Crypto traders may soon find their favorite playgrounds under tighter scrutiny. 

The U.S. Digital Asset Market Clarity Act of 2025, or “Clarity Act,” seeks to finally settle who polices what in crypto trading. It divides power between the SEC and CFTC, aiming to stamp out market manipulation and bring long-missing transparency. 

The bill has already sparked wide discussion among investors, exchanges, and analysts. Supporters say it may be the biggest structural cleanup since the ICO boom.

CFTC and SEC Split Roles in Crypto Oversight

In a post on X, crypto analyst MartyParty described the Clarity Act as a bipartisan attempt to impose long-needed order. 

The bill hands the Commodity Futures Trading Commission (CFTC) primary authority over spot markets, classifying many tokens as “digital commodities.” This shift allows the agency to apply anti-fraud and anti-manipulation powers to actual trading activity, not just derivatives.

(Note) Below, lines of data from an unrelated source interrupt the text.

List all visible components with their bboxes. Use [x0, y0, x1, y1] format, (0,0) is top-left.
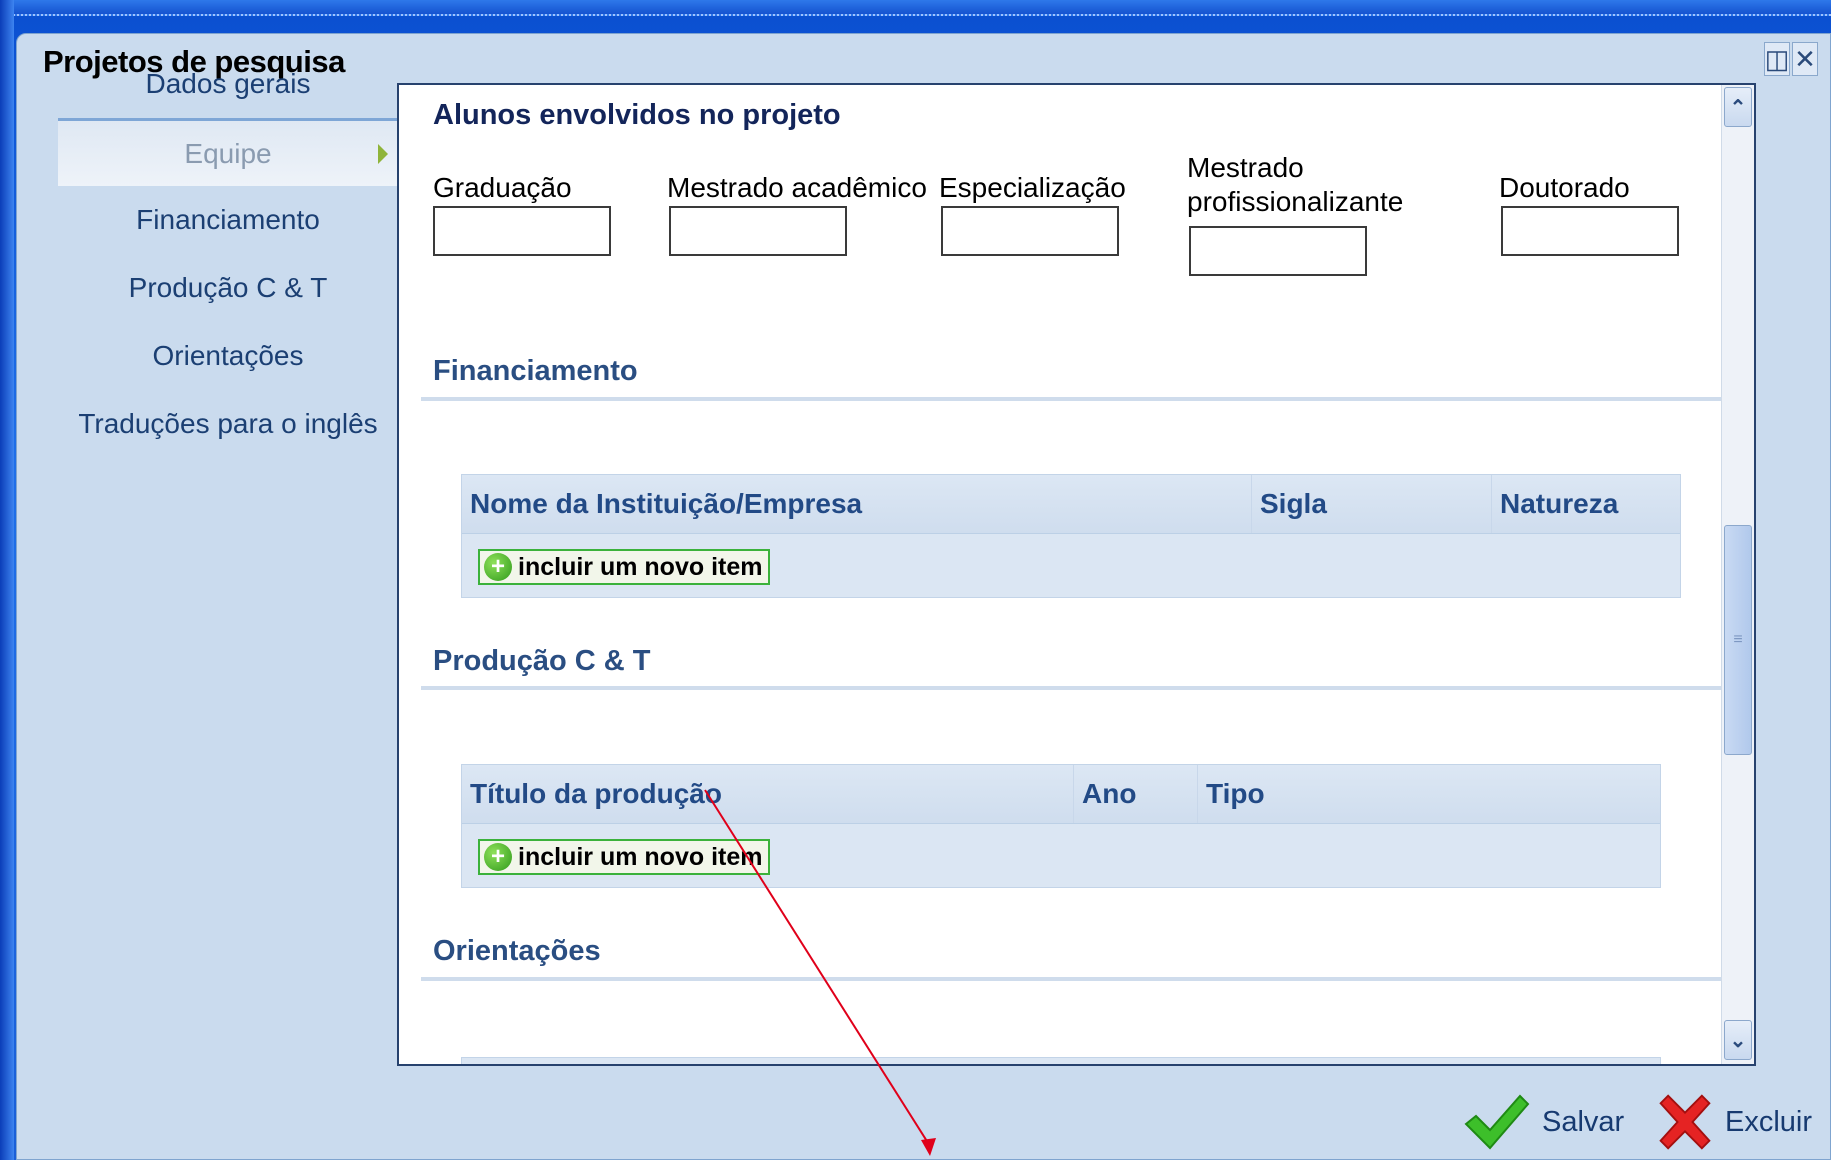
- annotation-arrow: [704, 789, 936, 1156]
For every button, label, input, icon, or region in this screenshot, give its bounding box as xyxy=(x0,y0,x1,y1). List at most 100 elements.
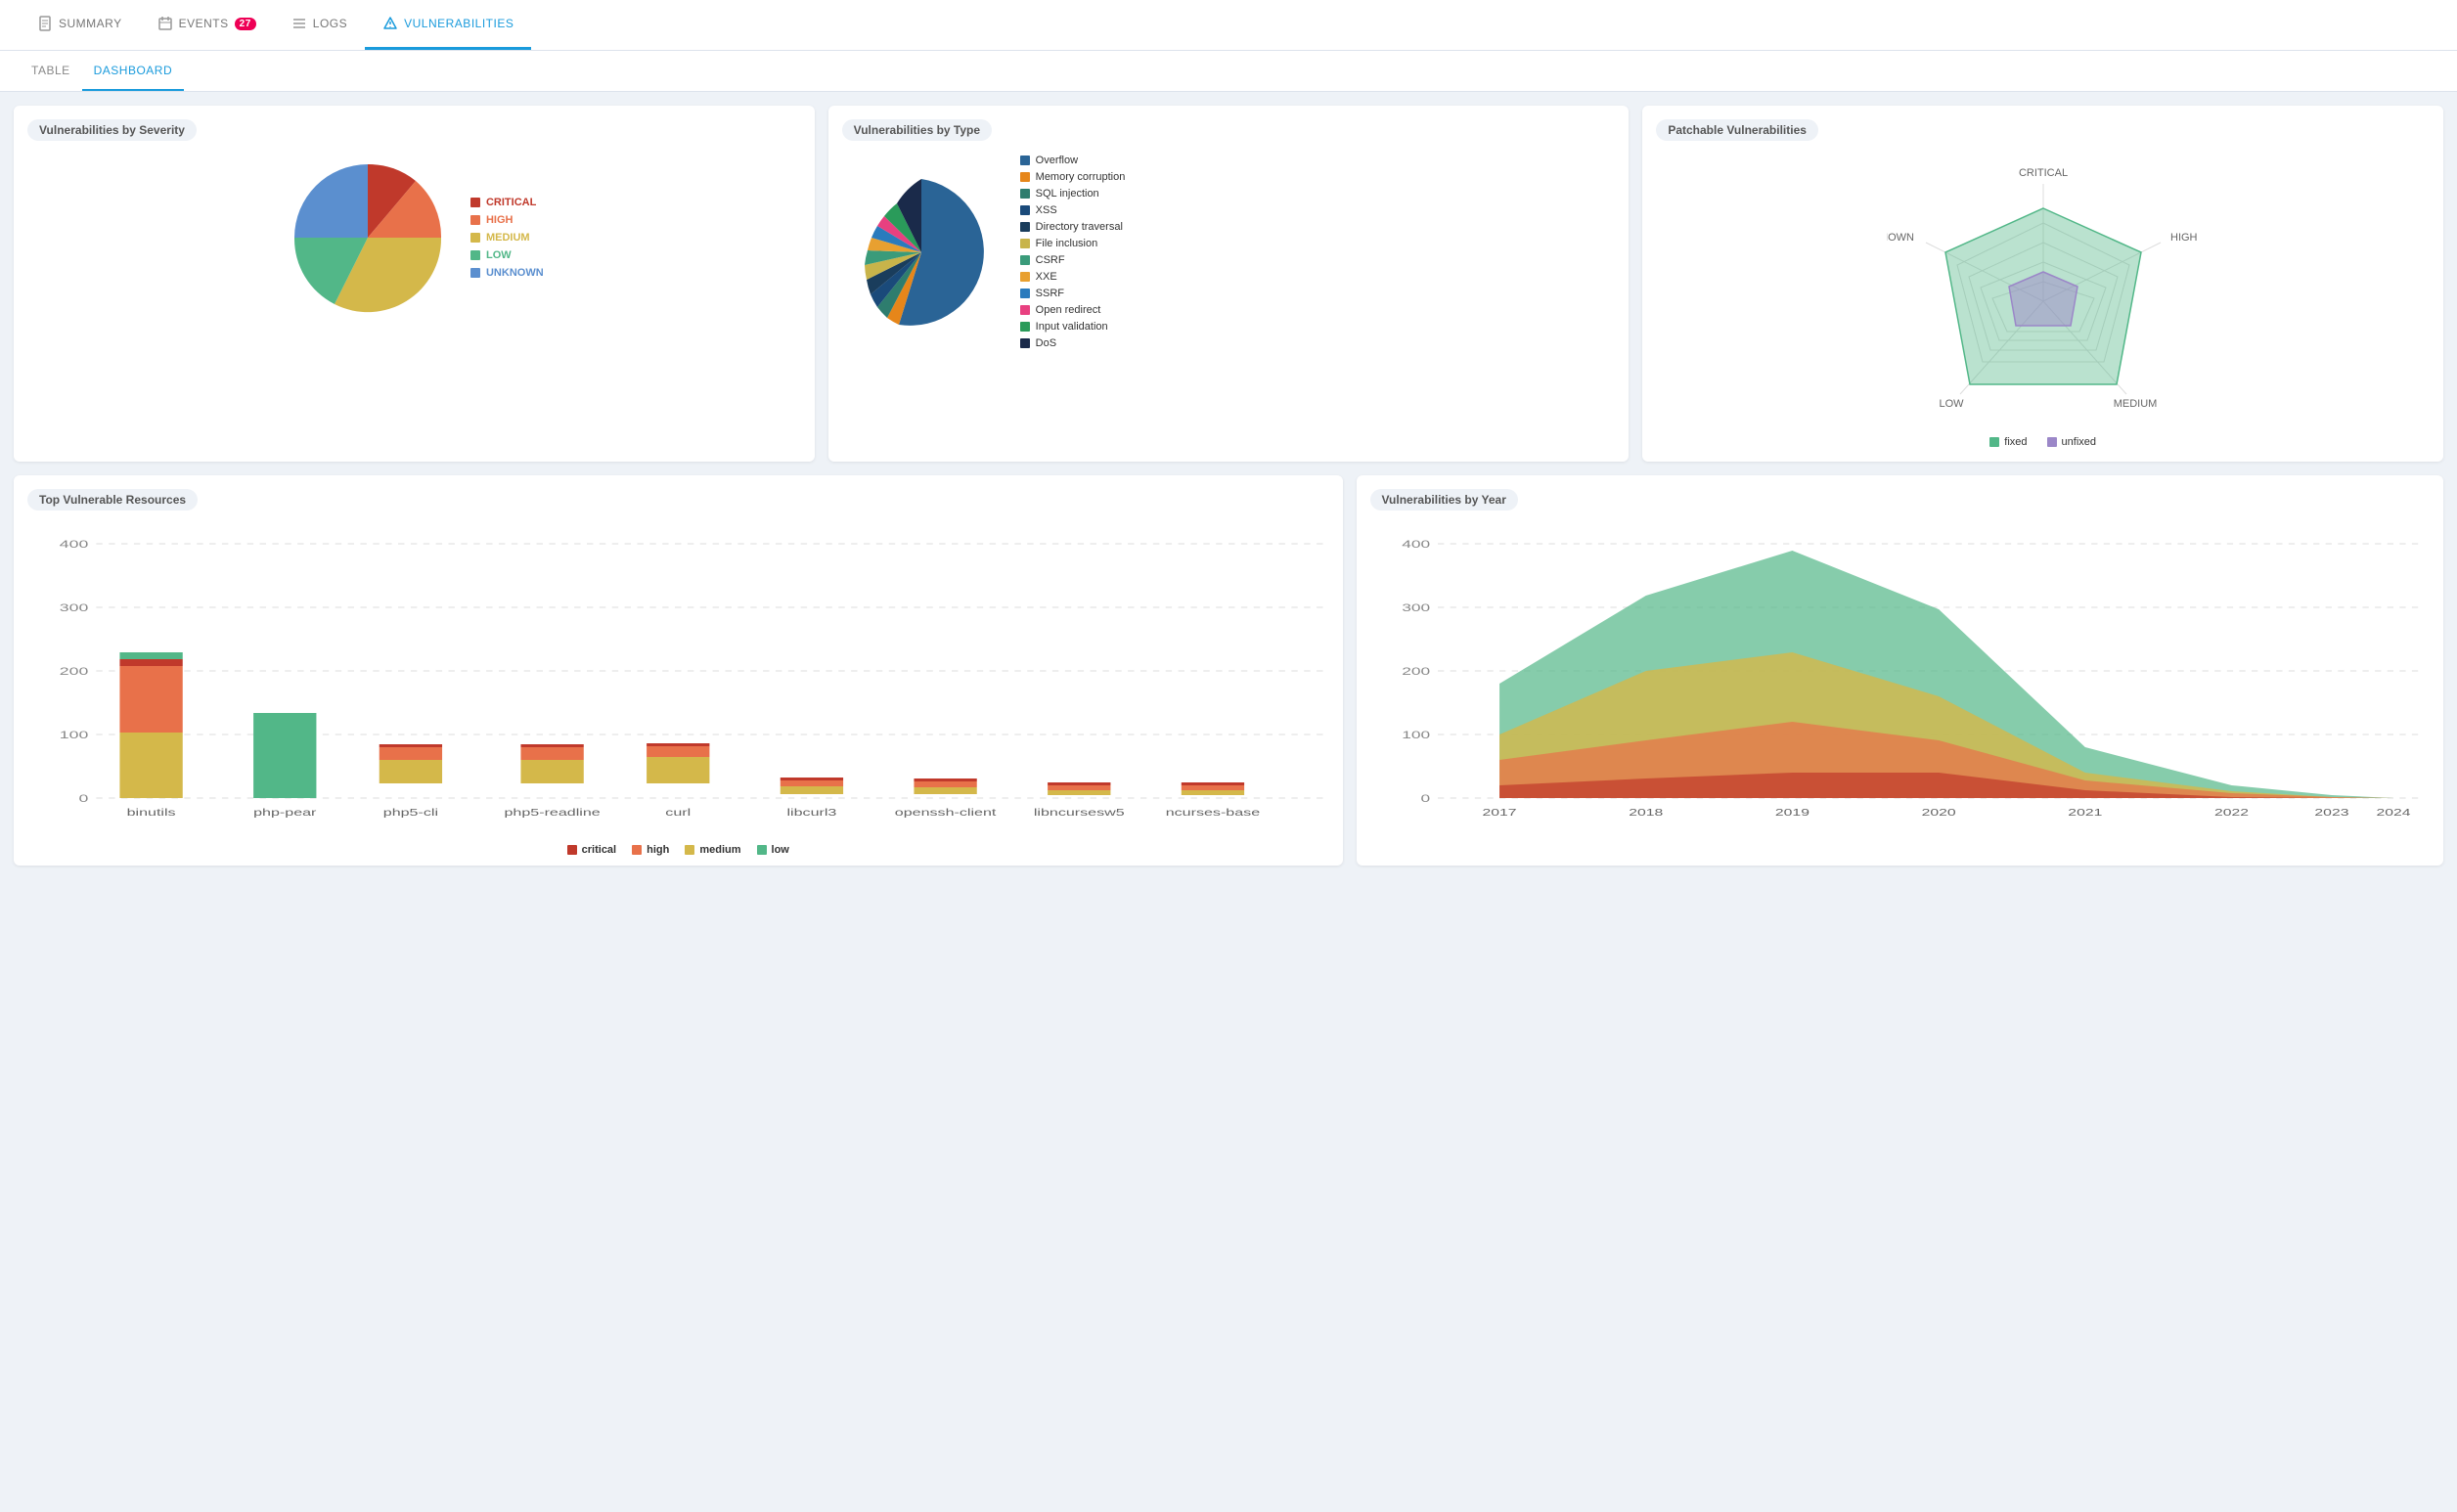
critical-bar-label: critical xyxy=(582,844,616,856)
svg-text:LOW: LOW xyxy=(1939,398,1964,410)
list-icon xyxy=(291,16,307,31)
legend-critical-bar: critical xyxy=(567,844,616,856)
svg-text:openssh-client: openssh-client xyxy=(895,807,997,818)
svg-text:2024: 2024 xyxy=(2376,807,2410,818)
bar-chart: 400 300 200 100 0 xyxy=(33,524,1323,837)
by-year-card: Vulnerabilities by Year 400 300 200 100 … xyxy=(1357,475,2444,866)
fixed-dot xyxy=(1989,437,1999,447)
bar-chart-legend: critical high medium low xyxy=(33,844,1323,856)
svg-text:300: 300 xyxy=(60,602,88,614)
ssrf-dot xyxy=(1020,289,1030,298)
patchable-title: Patchable Vulnerabilities xyxy=(1656,119,1818,141)
critical-bar-dot xyxy=(567,845,577,855)
calendar-icon xyxy=(157,16,173,31)
tab-dashboard[interactable]: DASHBOARD xyxy=(82,51,185,91)
top-charts-row: Vulnerabilities by Severity xyxy=(14,106,2443,462)
nav-vulnerabilities[interactable]: VULNERABILITIES xyxy=(365,0,531,50)
area-chart-wrapper: 400 300 200 100 0 xyxy=(1357,514,2444,850)
type-card: Vulnerabilities by Type xyxy=(828,106,1630,462)
severity-title: Vulnerabilities by Severity xyxy=(27,119,197,141)
unfixed-label: unfixed xyxy=(2062,436,2096,448)
medium-bar-dot xyxy=(685,845,694,855)
file-icon xyxy=(37,16,53,31)
critical-dot xyxy=(470,198,480,207)
svg-text:libncursesw5: libncursesw5 xyxy=(1034,807,1125,818)
xss-dot xyxy=(1020,205,1030,215)
patchable-card: Patchable Vulnerabilities xyxy=(1642,106,2443,462)
type-overflow: Overflow xyxy=(1020,155,1126,166)
radar-unfixed: unfixed xyxy=(2047,436,2096,448)
svg-text:ncurses-base: ncurses-base xyxy=(1166,807,1260,818)
ssrf-label: SSRF xyxy=(1036,288,1064,299)
svg-text:2020: 2020 xyxy=(1921,807,1955,818)
low-label: LOW xyxy=(486,249,512,261)
tab-table[interactable]: TABLE xyxy=(20,51,82,91)
type-sql: SQL injection xyxy=(1020,188,1126,200)
low-bar-dot xyxy=(757,845,767,855)
legend-medium: MEDIUM xyxy=(470,232,544,244)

Meanwhile, the Securities and Exchange Commission (SEC) will retain authority over “restricted digital assets,” mainly securities-like tokens. The goal, according to MartyParty’s analysis, is to prevent endless fights about which agency controls what. Exchanges and brokers will need to register under new compliance structures, facing audits to prove they aren’t manipulating markets.

This change forces crypto intermediaries to operate under the same scrutiny as traditional financial institutions. Wash trading, spoofing, and pump-and-dump operations, all long-standing issues in crypto, would fall directly under CFTC enforcement. The bill also requires platforms to maintain real-time surveillance tools to detect fake trading activity.

The new approach, experts believe, closes the loophole that allowed offshore exchanges to operate beyond reach. Violators risk delisting or permanent bans if they fail to meet compliance standards.

Crypto Market Faces Transparency Test Under New Rules

Under the proposed framework, exchanges and token issuers will face new disclosure and recordkeeping rules. 

Platforms must ensure that trades are not “susceptible to manipulation.” This includes transparent order books and the segregation of customer assets to prevent misuse. Issuers and holders with more than five percent ownership will have to report their stakes publicly.

Market watcher Shanaka Anslem Perera summarized the bill’s impact in a viral thread, calling it a move from “regulation by lawsuit” to “regulation by ledger.” He said proof-of-reserves requirements and real-time audits will help turn market claims into verifiable data points.

Perera projected short-term turbulence as fake liquidity disappears. He estimated that wash-traded volumes could drop by 20 to 40 percent across some exchanges, leading to wider spreads and higher volatility. However, he added that these are signs of a healthier market.

In the long run, the bill could draw institutional capital by reducing risks tied to manipulation. Analysts predict that fully backed stablecoins and major tokens like Bitcoin and Ethereum will benefit, while meme and low-liquidity tokens may lose access to U.S. markets.